Lord Taylor of Warwick guilty of fiddling expenses

A former Tory peer was today found guilty of fiddling his expenses to claim more than £11,000 from the public purse.





Lord Taylor of Warwick falsely filed for travel and overnight subsistence, a jury at Southwark Crown Court decided by a majority of 11 to one.



The 58-year-old told the House of Lords members' expenses office that his main residence was in Oxford, when he lived in west London.



Taylor, whose first name is John, was the first parliamentarian to be tried and found guilty by a jury over the expenses scandal.



The jury of seven men and five women took just over five hours to reach their majority verdict that Taylor, of Lynwood Road, Ealing, made £11,277.80-worth of claims on various dates between March 2006 and October 2007.



Eleven jurors agreed with the prosecutor Helen Law, who said during the trial: "Lord Taylor did not have a main home in Oxford and he was not entitled to claim as if he did.



"He knew that and he claimed anyway. He did so in a way that he knew would mislead the members' expenses section into making payments he wasn't entitled to.



"His actions were dishonest."



The property in Oxford was where his half-nephew Robert Taylor lived with his partner Tristram Wyatt, who owned the house.



Taylor said throughout his trial that all he needed was a "family connection" to a property to call it a main residence on his claim forms.



He also maintained he was following the advice given to him by fellow peers, that nominating a residence outside of the capital was a way to earn money "in lieu of salary". One lord, he said, told him he would be "crazy" not to.



Taylor never stayed in the Oxford property, and had no legal or financial interest in it.



His half nephew told the court from the witness box that he doubted the motives of his relative when he found out he had used his address.



Robert Taylor said: "I was shocked. I was quite angry, actually, because I had always wondered why he had been quite so friendly, because we didn't on the face of it have a lot in common.



"At the point where we were being doorstepped by the media, I suddenly realised that maybe his wasn't actually a real friendship at all."



After the jury foreman delivered the guilty verdicts, Mohammed Khamisa QC, Taylor's defence barrister, urged Mr Justice Saunders to adjourn the case.



The judge said: "I will adjourn the matter, certainly for a report to be prepared.



"I obviously don't want to adjourn it for too long. It's not fair on Lord Taylor."



Taylor was granted unconditional bail and sentencing will take place in due course.



He stood impassively, looking straight ahead as the guilty verdicts were read out, but on leaving the dock Taylor appeared visibly shaken and steadied himself on the front of the bench.



He slowly left the court room and his legal team ushered him into a side room.



The disgraced lord left the court building about 50 minutes after the verdict under the cover of a black umbrella.

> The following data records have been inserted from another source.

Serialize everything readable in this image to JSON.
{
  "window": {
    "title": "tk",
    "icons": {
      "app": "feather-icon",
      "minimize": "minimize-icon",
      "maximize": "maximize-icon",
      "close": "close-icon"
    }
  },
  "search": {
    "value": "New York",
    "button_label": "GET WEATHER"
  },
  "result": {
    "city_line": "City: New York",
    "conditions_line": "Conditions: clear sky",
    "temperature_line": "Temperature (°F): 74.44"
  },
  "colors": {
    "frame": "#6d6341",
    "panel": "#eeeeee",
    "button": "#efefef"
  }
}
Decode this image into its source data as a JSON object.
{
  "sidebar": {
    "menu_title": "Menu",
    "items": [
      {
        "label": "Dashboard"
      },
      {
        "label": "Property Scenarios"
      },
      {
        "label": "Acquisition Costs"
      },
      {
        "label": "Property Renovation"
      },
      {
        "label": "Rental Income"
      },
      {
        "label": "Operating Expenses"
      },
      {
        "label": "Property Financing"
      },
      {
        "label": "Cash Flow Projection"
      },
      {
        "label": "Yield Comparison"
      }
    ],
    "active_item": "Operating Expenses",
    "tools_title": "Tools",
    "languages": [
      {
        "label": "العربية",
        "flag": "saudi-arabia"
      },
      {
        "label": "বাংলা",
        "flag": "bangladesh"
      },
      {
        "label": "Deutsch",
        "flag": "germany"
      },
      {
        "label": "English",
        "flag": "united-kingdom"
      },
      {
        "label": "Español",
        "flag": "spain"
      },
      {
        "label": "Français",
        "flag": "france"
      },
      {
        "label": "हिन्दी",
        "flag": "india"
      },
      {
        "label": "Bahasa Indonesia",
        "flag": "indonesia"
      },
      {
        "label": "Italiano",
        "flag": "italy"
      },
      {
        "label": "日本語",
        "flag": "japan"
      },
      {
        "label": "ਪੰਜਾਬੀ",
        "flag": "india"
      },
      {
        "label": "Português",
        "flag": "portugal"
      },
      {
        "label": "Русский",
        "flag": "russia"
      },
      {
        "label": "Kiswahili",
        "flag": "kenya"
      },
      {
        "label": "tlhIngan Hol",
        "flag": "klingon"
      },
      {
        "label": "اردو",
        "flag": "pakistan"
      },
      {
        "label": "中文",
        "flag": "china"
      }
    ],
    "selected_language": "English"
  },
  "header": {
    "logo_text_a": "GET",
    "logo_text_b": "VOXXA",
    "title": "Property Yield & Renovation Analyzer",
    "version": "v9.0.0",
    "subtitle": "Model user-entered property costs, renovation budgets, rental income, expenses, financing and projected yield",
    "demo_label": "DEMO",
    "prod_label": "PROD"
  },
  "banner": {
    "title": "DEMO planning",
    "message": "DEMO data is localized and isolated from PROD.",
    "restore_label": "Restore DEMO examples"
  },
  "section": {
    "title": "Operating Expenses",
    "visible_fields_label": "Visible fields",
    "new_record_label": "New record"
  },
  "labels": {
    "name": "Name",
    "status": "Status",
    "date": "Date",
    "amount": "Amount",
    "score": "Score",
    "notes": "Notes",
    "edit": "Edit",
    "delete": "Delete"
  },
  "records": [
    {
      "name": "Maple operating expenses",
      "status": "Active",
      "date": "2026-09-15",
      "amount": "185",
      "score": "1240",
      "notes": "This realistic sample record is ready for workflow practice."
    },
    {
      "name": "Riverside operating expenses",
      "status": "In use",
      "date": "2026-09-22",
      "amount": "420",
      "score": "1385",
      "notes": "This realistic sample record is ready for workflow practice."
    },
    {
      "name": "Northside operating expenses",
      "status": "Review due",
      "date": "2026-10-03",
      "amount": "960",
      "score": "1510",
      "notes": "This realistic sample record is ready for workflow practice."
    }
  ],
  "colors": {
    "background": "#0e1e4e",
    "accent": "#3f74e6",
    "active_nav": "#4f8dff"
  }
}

Members of the press asked him if he wanted to comment but he remained silent and got into a waiting black taxi.



Eddie Tang, a lawyer representing Taylor, spoke on his behalf outside court.



He said: "Lord Taylor has devoted 20 years of his life to public service.



"He is clearly devastated about the jury's verdict."



Stephen O'Doherty from the Crown Prosecution Service special crime division, said: "No one could sincerely believe that a home in which they had no financial interest, had never lived in and had scarcely visited could count as their main residence, or that it was permissible to claim for driving between Oxford and Parliament when they had not done so.



"Yet Lord Taylor claimed exactly that and landed the taxpayer with a bill of more than £11,000.



"Today, a jury has seen through his dishonesty by finding him guilty of theft by false accounting. He will now face the consequences of his actions."



Taylor is set to remain a member of the Upper House despite his conviction.



Although successive ministers have proposed reforms so errant peers could be expelled, there is currently no such mechanism.



The House of Lords website states that a peerage "can only be removed by an Act of Parliament".



"Members convicted of a crime and sent to jail cannot sit due to their imprisonment but do not lose their peerage or membership (ie sitting and voting resumes when the custodial sentence finishes)," the website adds.



The last time a title was removed was in 1917, when peers who had committed treason by fighting against Britain in the First World War were stripped of their status.



It is also not permitted for peers to resign from the House - although they can apply for a leave of absence.



Taylor became the first black Conservative peer when he took his seat in the House of Lords in 1996, following a failed attempt to get elected as MP for Cheltenham in 1992.



A House of Lords spokesman confirmed that Lord Taylor had not yet repaid any of the money he claimed wrongly.



The first claim was for £1,555.70, the second for £2,042.80, the third was £1,600.70, the fourth £2,309.50, the fifth £2,421.80, and the final claim was for £1,347.30.